The LLM Has Two Roles
The same LLM serves both execution and refinement:
1. Execution — it is the trader. During the trading session, the AI receives strategy.md as its system prompt and follows it step by step: log in, poll positions, scan OHLC, evaluate signals, select contracts, place buy orders, set exit orders, ratchet, force-close. The AI opens positions. The AI closes them. The human is not placing orders — the AI is.
2. Refinement — it improves the strategy. After the session, the trade log is reviewed. Patterns are identified — entries that should not have fired, exits that fired too late, contracts that should have been skipped. The LLM receives the current strategy.md, the day's log, and a prompt: "Here's what happened. Find the gaps. Propose rule changes." Once the change is agreed, the LLM translates it into a Python diff against strategy_runner.py. The diff is reviewed, tested with --dry-run, and deployed.
Both roles use the same model. The same AI that trades during the day also reviews the log at night and rewrites the rules. The strategy gets sharper with every session.
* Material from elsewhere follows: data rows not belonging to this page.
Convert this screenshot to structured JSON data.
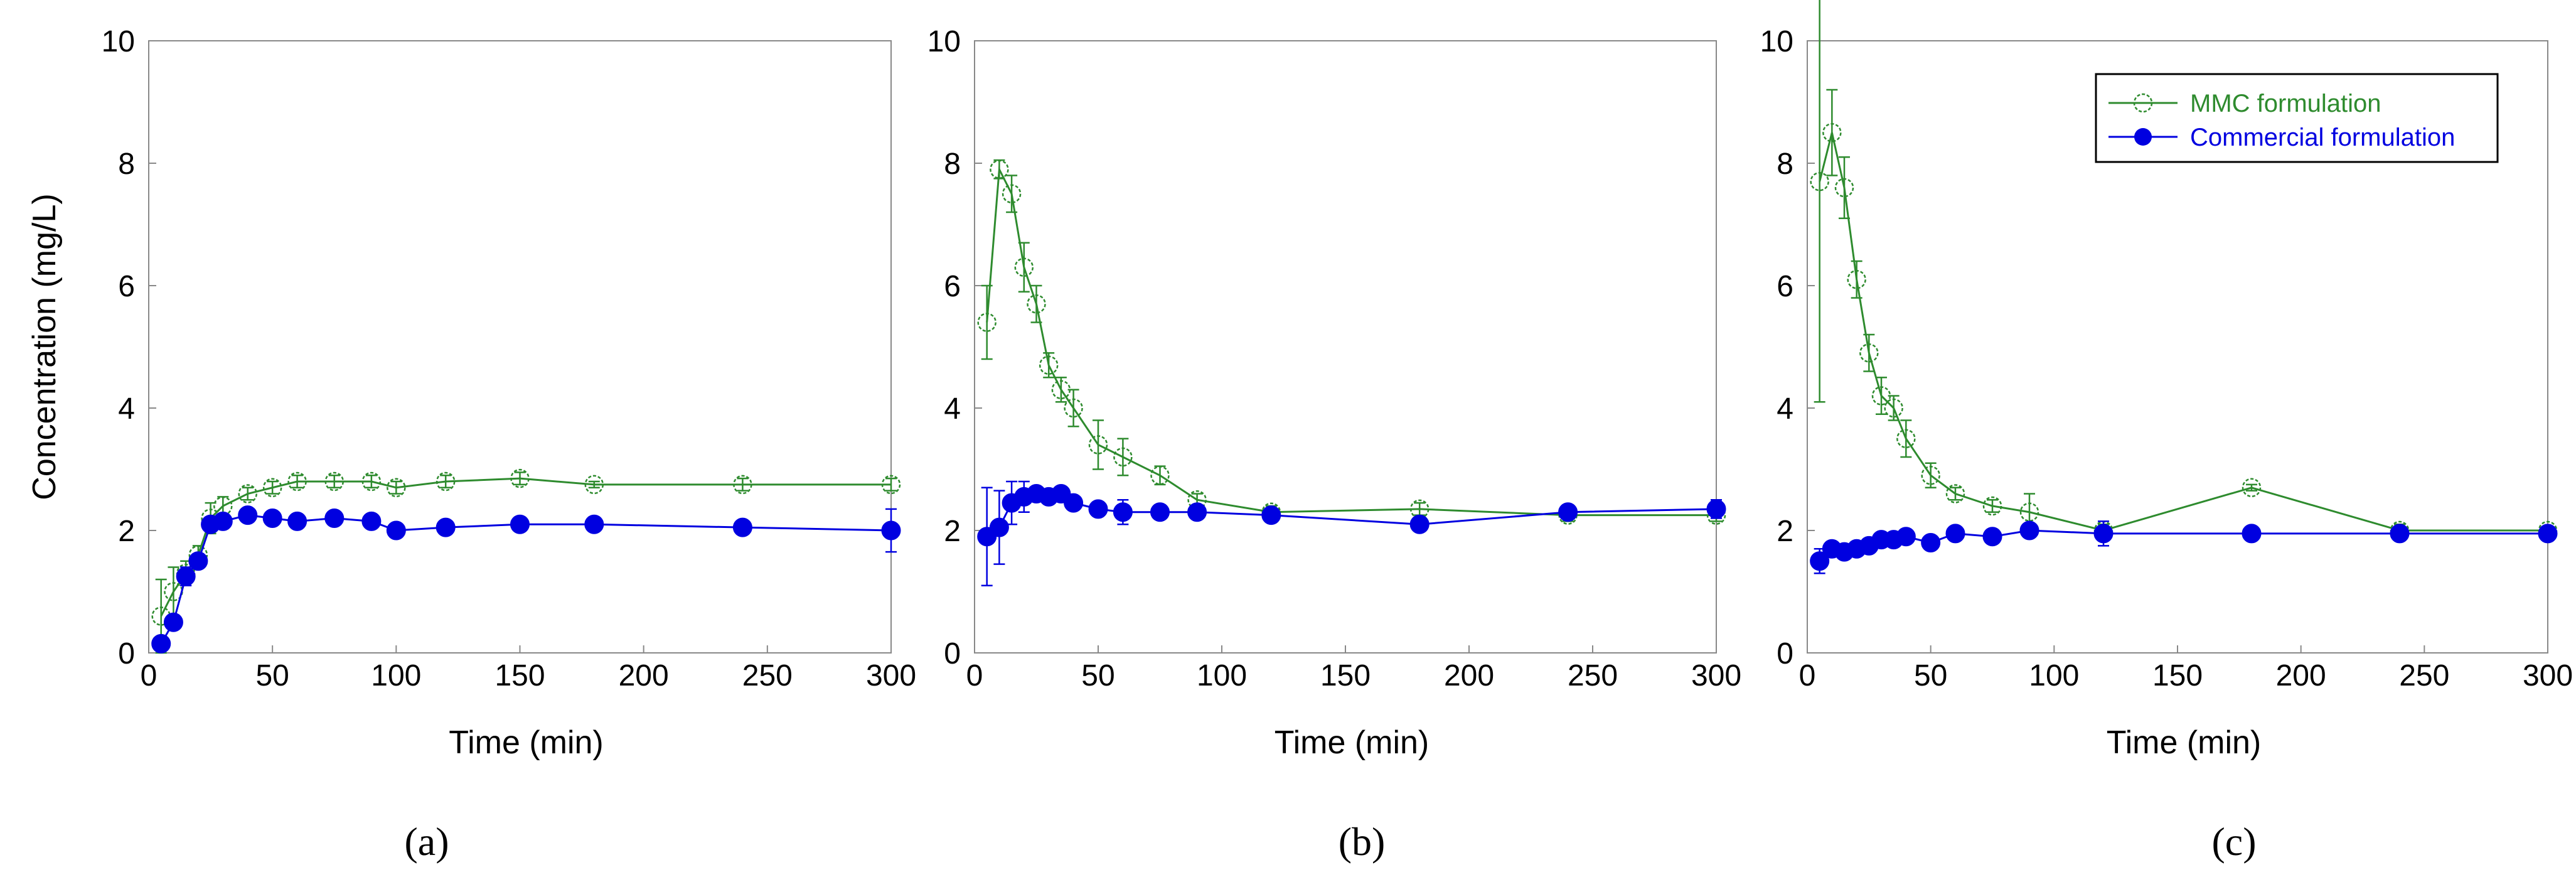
{
  "chart_data": [
    {
      "type": "line",
      "panel_label": "(a)",
      "xlabel": "Time (min)",
      "ylabel": "Concentration (mg/L)",
      "xlim": [
        0,
        300
      ],
      "ylim": [
        0,
        10
      ],
      "xticks": [
        "0",
        "50",
        "100",
        "150",
        "200",
        "250",
        "300"
      ],
      "yticks": [
        "0",
        "2",
        "4",
        "6",
        "8",
        "10"
      ],
      "legend": false,
      "series": [
        {
          "name": "MMC formulation",
          "color": "#2e8b2e",
          "marker": "open-circle",
          "x": [
            5,
            10,
            15,
            20,
            25,
            30,
            40,
            50,
            60,
            75,
            90,
            100,
            120,
            150,
            180,
            240,
            300
          ],
          "y": [
            0.6,
            1.0,
            1.3,
            1.6,
            2.2,
            2.4,
            2.6,
            2.7,
            2.8,
            2.8,
            2.8,
            2.7,
            2.8,
            2.85,
            2.75,
            2.75,
            2.75
          ],
          "err": [
            0.6,
            0.4,
            0.2,
            0.15,
            0.25,
            0.15,
            0.1,
            0.1,
            0.1,
            0.1,
            0.1,
            0.1,
            0.1,
            0.1,
            0.05,
            0.1,
            0.1
          ]
        },
        {
          "name": "Commercial formulation",
          "color": "#0000e0",
          "marker": "filled-circle",
          "x": [
            5,
            10,
            15,
            20,
            25,
            30,
            40,
            50,
            60,
            75,
            90,
            100,
            120,
            150,
            180,
            240,
            300
          ],
          "y": [
            0.15,
            0.5,
            1.25,
            1.5,
            2.1,
            2.15,
            2.25,
            2.2,
            2.15,
            2.2,
            2.15,
            2.0,
            2.05,
            2.1,
            2.1,
            2.05,
            2.0
          ],
          "err": [
            0.1,
            0.1,
            0.15,
            0.1,
            0.1,
            0.1,
            0.1,
            0.1,
            0.1,
            0.1,
            0.1,
            0.1,
            0.1,
            0.05,
            0.05,
            0.1,
            0.35
          ]
        }
      ]
    },
    {
      "type": "line",
      "panel_label": "(b)",
      "xlabel": "Time (min)",
      "ylabel": "",
      "xlim": [
        0,
        300
      ],
      "ylim": [
        0,
        10
      ],
      "xticks": [
        "0",
        "50",
        "100",
        "150",
        "200",
        "250",
        "300"
      ],
      "yticks": [
        "0",
        "2",
        "4",
        "6",
        "8",
        "10"
      ],
      "legend": false,
      "series": [
        {
          "name": "MMC formulation",
          "color": "#2e8b2e",
          "marker": "open-circle",
          "x": [
            5,
            10,
            15,
            20,
            25,
            30,
            35,
            40,
            50,
            60,
            75,
            90,
            120,
            180,
            240,
            300
          ],
          "y": [
            5.4,
            7.9,
            7.5,
            6.3,
            5.7,
            4.7,
            4.3,
            4.0,
            3.4,
            3.2,
            2.9,
            2.5,
            2.3,
            2.35,
            2.25,
            2.25
          ],
          "err": [
            0.6,
            0.15,
            0.3,
            0.4,
            0.3,
            0.2,
            0.2,
            0.3,
            0.4,
            0.3,
            0.15,
            0.1,
            0.1,
            0.1,
            0.1,
            0.1
          ]
        },
        {
          "name": "Commercial formulation",
          "color": "#0000e0",
          "marker": "filled-circle",
          "x": [
            5,
            10,
            15,
            20,
            25,
            30,
            35,
            40,
            50,
            60,
            75,
            90,
            120,
            180,
            240,
            300
          ],
          "y": [
            1.9,
            2.05,
            2.45,
            2.55,
            2.6,
            2.55,
            2.6,
            2.45,
            2.35,
            2.3,
            2.3,
            2.3,
            2.25,
            2.1,
            2.3,
            2.35
          ],
          "err": [
            0.8,
            0.6,
            0.35,
            0.25,
            0.1,
            0.1,
            0.1,
            0.1,
            0.1,
            0.2,
            0.1,
            0.1,
            0.1,
            0.1,
            0.1,
            0.15
          ]
        }
      ]
    },
    {
      "type": "line",
      "panel_label": "(c)",
      "xlabel": "Time (min)",
      "ylabel": "",
      "xlim": [
        0,
        300
      ],
      "ylim": [
        0,
        10
      ],
      "xticks": [
        "0",
        "50",
        "100",
        "150",
        "200",
        "250",
        "300"
      ],
      "yticks": [
        "0",
        "2",
        "4",
        "6",
        "8",
        "10"
      ],
      "legend": true,
      "legend_position": "top-right",
      "series": [
        {
          "name": "MMC formulation",
          "color": "#2e8b2e",
          "marker": "open-circle",
          "x": [
            5,
            10,
            15,
            20,
            25,
            30,
            35,
            40,
            50,
            60,
            75,
            90,
            120,
            180,
            240,
            300
          ],
          "y": [
            7.7,
            8.5,
            7.6,
            6.1,
            4.9,
            4.2,
            4.0,
            3.5,
            2.9,
            2.6,
            2.4,
            2.3,
            2.0,
            2.7,
            2.0,
            2.0
          ],
          "err": [
            3.6,
            0.7,
            0.5,
            0.3,
            0.3,
            0.3,
            0.2,
            0.3,
            0.2,
            0.1,
            0.1,
            0.3,
            0.1,
            0.05,
            0.1,
            0.05
          ]
        },
        {
          "name": "Commercial formulation",
          "color": "#0000e0",
          "marker": "filled-circle",
          "x": [
            5,
            10,
            15,
            20,
            25,
            30,
            35,
            40,
            50,
            60,
            75,
            90,
            120,
            180,
            240,
            300
          ],
          "y": [
            1.5,
            1.7,
            1.65,
            1.7,
            1.75,
            1.85,
            1.85,
            1.9,
            1.8,
            1.95,
            1.9,
            2.0,
            1.95,
            1.95,
            1.95,
            1.95
          ],
          "err": [
            0.2,
            0.1,
            0.1,
            0.1,
            0.1,
            0.1,
            0.1,
            0.1,
            0.1,
            0.1,
            0.1,
            0.1,
            0.2,
            0.05,
            0.1,
            0.05
          ]
        }
      ]
    }
  ]
}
Disclaimer: This article is for informational and educational purposes only. It does not constitute financial advice, investment advice, trading advice, or any other type of advice. Trading in options involves substantial risk of loss and is not suitable for every investor. Past performance is not indicative of future results. You should consult with a qualified financial advisor before making any trading decisions. The author is not a registered investment advisor and bears no responsibility for any trading losses incurred based on the information provided.